Young gamers growing up in the early 90s no doubt remember Worlds of Power. It was a series of youth-oriented novelisations of classic NES games...and the books have become legendarily awful. They were inaccurate, inept, and very poorly written. While their ostensible mission was to interest children in the magic of reading, I'd be willing to bet that all they did was convince them of the superiority of video games. As works of unintentional comedy, however, they can't be beat.
That's why I'm spearheading a one-off fiction anthology called The Lost Worlds of Power. The idea is that budding authors, humourists, gamers and whomever else can write their own "lost" literary adaptation of any game that was available for the NES, and submit it for inclusion in the anthology.
You can make your story funny, you can make it dramatic, you can make it winkingly terrible, or you can use the characters or setting as a jumping-off point to write something almost completely unrelated to the game.
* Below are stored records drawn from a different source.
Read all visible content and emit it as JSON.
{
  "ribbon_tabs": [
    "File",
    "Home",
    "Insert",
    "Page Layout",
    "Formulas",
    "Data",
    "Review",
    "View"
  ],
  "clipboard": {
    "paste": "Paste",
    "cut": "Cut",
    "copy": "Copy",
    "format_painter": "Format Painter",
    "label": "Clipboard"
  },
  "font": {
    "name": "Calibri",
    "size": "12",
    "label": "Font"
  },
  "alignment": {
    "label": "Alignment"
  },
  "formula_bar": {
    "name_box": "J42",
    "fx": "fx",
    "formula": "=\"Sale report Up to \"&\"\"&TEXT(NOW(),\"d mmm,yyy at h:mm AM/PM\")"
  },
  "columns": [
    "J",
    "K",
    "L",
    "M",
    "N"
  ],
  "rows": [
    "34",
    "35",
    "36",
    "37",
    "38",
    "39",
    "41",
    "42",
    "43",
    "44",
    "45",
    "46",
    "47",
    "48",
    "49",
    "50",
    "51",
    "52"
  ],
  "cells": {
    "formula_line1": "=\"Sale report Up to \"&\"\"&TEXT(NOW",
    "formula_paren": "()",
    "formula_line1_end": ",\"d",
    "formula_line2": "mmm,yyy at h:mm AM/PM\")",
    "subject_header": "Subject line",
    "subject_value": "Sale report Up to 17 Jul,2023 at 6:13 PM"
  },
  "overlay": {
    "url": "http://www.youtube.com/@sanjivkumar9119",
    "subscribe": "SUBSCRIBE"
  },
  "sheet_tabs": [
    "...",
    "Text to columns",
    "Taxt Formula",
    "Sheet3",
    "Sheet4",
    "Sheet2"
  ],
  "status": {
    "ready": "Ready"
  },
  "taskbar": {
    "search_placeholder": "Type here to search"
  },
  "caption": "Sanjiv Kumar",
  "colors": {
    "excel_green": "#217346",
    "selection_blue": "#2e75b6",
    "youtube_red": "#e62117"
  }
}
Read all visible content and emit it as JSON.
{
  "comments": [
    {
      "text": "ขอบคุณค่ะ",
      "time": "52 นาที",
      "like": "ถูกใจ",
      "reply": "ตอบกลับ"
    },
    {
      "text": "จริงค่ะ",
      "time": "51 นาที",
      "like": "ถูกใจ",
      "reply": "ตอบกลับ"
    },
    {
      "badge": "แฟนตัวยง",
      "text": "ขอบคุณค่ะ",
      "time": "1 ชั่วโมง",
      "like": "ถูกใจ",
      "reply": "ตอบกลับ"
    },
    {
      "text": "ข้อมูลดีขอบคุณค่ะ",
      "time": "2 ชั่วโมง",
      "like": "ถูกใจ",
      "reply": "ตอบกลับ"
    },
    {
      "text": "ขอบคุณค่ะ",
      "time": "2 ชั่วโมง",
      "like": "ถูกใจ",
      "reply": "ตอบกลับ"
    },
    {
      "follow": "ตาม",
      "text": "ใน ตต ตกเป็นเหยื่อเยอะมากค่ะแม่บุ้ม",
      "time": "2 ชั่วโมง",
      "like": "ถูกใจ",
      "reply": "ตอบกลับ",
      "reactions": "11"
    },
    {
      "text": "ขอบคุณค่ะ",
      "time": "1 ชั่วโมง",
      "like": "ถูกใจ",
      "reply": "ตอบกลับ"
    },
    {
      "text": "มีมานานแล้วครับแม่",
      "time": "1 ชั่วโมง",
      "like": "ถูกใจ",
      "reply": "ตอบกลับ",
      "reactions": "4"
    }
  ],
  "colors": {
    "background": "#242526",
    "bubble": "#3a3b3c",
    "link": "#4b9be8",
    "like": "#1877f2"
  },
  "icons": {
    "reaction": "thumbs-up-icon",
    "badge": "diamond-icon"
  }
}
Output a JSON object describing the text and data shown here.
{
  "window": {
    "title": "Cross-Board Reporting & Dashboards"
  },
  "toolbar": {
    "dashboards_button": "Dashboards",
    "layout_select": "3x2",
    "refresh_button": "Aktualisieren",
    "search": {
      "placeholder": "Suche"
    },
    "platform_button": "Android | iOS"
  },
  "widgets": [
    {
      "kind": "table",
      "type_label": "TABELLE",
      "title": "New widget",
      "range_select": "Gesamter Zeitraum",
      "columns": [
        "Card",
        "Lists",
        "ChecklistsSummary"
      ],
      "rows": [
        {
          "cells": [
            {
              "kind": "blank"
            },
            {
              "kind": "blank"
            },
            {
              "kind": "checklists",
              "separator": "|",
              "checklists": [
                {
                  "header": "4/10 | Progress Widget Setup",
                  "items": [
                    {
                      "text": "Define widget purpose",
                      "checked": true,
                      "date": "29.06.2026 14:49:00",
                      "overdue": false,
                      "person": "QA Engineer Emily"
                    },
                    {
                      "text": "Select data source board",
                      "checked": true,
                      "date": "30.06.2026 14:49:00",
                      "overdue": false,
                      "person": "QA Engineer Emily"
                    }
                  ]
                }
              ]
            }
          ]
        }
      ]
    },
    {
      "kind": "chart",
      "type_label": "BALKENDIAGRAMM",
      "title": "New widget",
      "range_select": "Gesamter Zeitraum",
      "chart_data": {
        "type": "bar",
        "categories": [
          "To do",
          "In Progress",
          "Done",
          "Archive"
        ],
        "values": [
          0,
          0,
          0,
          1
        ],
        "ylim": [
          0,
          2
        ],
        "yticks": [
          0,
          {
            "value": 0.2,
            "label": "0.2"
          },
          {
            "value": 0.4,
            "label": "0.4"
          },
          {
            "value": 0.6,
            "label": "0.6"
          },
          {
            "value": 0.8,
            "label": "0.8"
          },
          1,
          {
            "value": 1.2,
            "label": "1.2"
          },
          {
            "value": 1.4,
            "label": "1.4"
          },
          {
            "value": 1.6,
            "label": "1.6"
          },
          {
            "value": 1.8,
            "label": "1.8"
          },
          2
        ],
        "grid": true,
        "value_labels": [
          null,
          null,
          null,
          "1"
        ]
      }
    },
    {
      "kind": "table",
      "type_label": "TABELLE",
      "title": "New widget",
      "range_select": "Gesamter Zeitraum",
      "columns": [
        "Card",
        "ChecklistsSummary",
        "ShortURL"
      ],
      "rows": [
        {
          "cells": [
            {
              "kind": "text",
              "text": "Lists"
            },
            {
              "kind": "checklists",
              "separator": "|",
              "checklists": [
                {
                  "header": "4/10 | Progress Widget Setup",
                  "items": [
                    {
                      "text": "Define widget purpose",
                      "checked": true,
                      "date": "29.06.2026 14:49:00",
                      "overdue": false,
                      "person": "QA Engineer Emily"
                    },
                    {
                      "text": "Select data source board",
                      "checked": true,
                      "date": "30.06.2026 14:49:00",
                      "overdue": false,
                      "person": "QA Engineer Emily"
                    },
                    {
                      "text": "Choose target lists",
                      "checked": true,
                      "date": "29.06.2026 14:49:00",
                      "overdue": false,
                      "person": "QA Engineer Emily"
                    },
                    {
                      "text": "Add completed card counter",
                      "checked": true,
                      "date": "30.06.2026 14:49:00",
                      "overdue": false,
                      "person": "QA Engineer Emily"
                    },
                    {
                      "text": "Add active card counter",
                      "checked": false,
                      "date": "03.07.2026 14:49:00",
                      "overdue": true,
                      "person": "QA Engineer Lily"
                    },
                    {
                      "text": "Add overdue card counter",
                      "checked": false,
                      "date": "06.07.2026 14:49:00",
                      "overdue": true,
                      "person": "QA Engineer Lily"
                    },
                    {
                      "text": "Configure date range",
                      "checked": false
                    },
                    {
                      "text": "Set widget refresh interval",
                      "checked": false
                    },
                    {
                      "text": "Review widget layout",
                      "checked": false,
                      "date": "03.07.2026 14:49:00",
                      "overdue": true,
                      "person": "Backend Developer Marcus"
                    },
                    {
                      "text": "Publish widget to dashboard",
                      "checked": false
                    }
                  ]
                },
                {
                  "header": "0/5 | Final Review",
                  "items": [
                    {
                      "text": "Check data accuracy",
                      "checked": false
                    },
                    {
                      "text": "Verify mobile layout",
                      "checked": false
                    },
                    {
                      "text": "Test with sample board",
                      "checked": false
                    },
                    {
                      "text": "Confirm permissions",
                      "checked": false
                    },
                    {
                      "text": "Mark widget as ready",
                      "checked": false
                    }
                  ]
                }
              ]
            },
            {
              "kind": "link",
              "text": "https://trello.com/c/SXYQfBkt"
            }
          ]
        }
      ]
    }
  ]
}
The possibilities are endless, and the more submissions I get the better the anthology will be!
For those of you who haven't had first-hand experience with Worlds of Power, you can bring yourself up to speed with my reviews of the novelised Castlevania II: Simon's Quest and Mega Man 2. Be warned, however: they're every bit as terrible as their reputations would suggest.
You can read more about the project, including additional rules and guidelines, here. I'd also be happy to answer any questions you may have about it, so get in touch!
There are no length or content restrictions, and the deadline for submission is January 31, 2014. You can submit as many stories as you like, and there is no charge for submission. The final volume will be available for free download and distribution in ebook format, and it will make a great publishing credit for any up and coming writers out there. If you don't write, tell your friends who do!
Finally, I'd like to make one thing very clear: The Lost Worlds of Power is not affiliated with Nintendo Life in any capacity. This is my own project, which is why I'm writing this news item in the first person. It was my own idea and my own doing, so remember, I'm the one to blame for bringing the series back to life...not Nintendo Life!